D’autres pays du Moyen-Orient listés, comme l’Égypte ou la Jordanie, font face à des défis similaires, avec des populations jeunes cherchant des opportunités à l’étranger. La Russie, incluse dans la liste, pourrait interpréter cette mesure comme une extension des sanctions liées au conflit en Ukraine, bien que le motif officiel soit économique.
Les perspectives pour les communautés diasporiques
Les communautés libanaises aux États-Unis, fortes de plusieurs centaines de milliers de personnes, maintiennent des liens étroits avec leur pays d’origine. Cette suspension pourrait ralentir le renouvellement de ces communautés, affectant les chaînes migratoires familiales établies depuis des décennies. Des associations libano-américaines ont exprimé leur inquiétude, soulignant que de nombreux demandeurs sont des professionnels qualifiés contribuant à l’économie américaine.
De manière plus large, cette politique illustre le virage isolationniste de l’administration Trump, priorisant les intérêts nationaux sur les engagements internationaux en matière d’immigration. Elle pourrait influencer d’autres pays à adopter des mesures similaires, modifiant les flux migratoires globaux.
Les détails opérationnels de la mise en œuvre
Le département d’État a instruit ses officiers consulaires à continuer les évaluations, mais à reporter les approbations. Cela inclut une revue des formulaires DS-260, où les demandeurs doivent déclarer leurs actifs et leurs liens familiaux. Pour le Liban, où les délais d’attente pour un entretien visa immigrant excédaient déjà 12 mois en 2025, cette pause pourrait doubler ces temps d’attente.
Un aspect clé est la coordination avec le département de la Sécurité intérieure, qui supervise les admissions finales aux frontières. Les individus déjà en possession d’un visa immigrant émis avant le 21 janvier ne seront pas affectés, assurant une transition sans rétroactivité.
Les enjeux pour l’économie américaine
Les partisans de la mesure arguent qu’elle protège les emplois et les ressources pour les citoyens américains, particulièrement dans un contexte de croissance économique modérée en 2025, avec un PIB en hausse de 2,5 %. Les critiques, quant à eux, pointent que l’immigration contribue à la vitalité démographique et économique, avec des immigrants fondant des entreprises à un taux supérieur à la moyenne.
Pour des pays comme le Liban, dont les expatriés envoient des fonds essentiels pour la survie des familles, cette restriction ajoute une couche de complexité à une économie déjà fragilisée par les crises successives.
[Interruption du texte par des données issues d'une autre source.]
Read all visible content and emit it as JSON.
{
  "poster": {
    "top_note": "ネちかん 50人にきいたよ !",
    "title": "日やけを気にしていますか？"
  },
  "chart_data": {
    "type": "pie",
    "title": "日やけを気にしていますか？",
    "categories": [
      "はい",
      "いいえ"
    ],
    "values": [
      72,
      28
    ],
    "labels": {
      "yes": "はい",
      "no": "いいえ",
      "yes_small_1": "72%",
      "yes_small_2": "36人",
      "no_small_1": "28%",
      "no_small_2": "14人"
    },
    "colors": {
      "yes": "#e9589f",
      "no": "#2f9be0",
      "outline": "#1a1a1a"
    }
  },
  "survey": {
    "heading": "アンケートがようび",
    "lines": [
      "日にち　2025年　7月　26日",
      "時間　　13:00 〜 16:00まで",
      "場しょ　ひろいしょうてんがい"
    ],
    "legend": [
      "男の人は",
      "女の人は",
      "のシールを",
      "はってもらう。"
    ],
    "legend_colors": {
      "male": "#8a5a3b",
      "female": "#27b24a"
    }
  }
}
Les ajustements potentiels dans les procédures
Pendant cette pause, le département d’État prévoit d’intégrer des algorithmes plus sophistiqués pour évaluer le risque de public charge, incluant des vérifications croisées avec des bases de données fiscales. Cela pourrait mener à une reprise partielle pour certains pays si leurs nationaux démontrent des taux plus bas d’utilisation d’aides.
Au Liban, où le ministère des Finances, sous la direction confirmée en 2025, gère une dette restructurée partiellement avec l’aide de la Banque mondiale, les citoyens cherchant à émigrer pourraient se tourner vers des programmes d’investissement, bien que ceux-ci soient coûteux.
Les cas particuliers et les dualités nationales
Les doubles nationaux libano-américains ou libano-européens, utilisant un passeport non libanais, échappent à la suspension, illustrant les inégalités inhérentes à la mesure. Cela pourrait inciter à des stratégies de contournement, comme l’obtention de citoyennetés alternatives via des programmes d’investissement.
Dans l’ensemble, cette décision marque une étape supplémentaire dans la redéfinition de la politique immigratoire américaine, avec des répercussions immédiates sur des millions de potentiels migrants.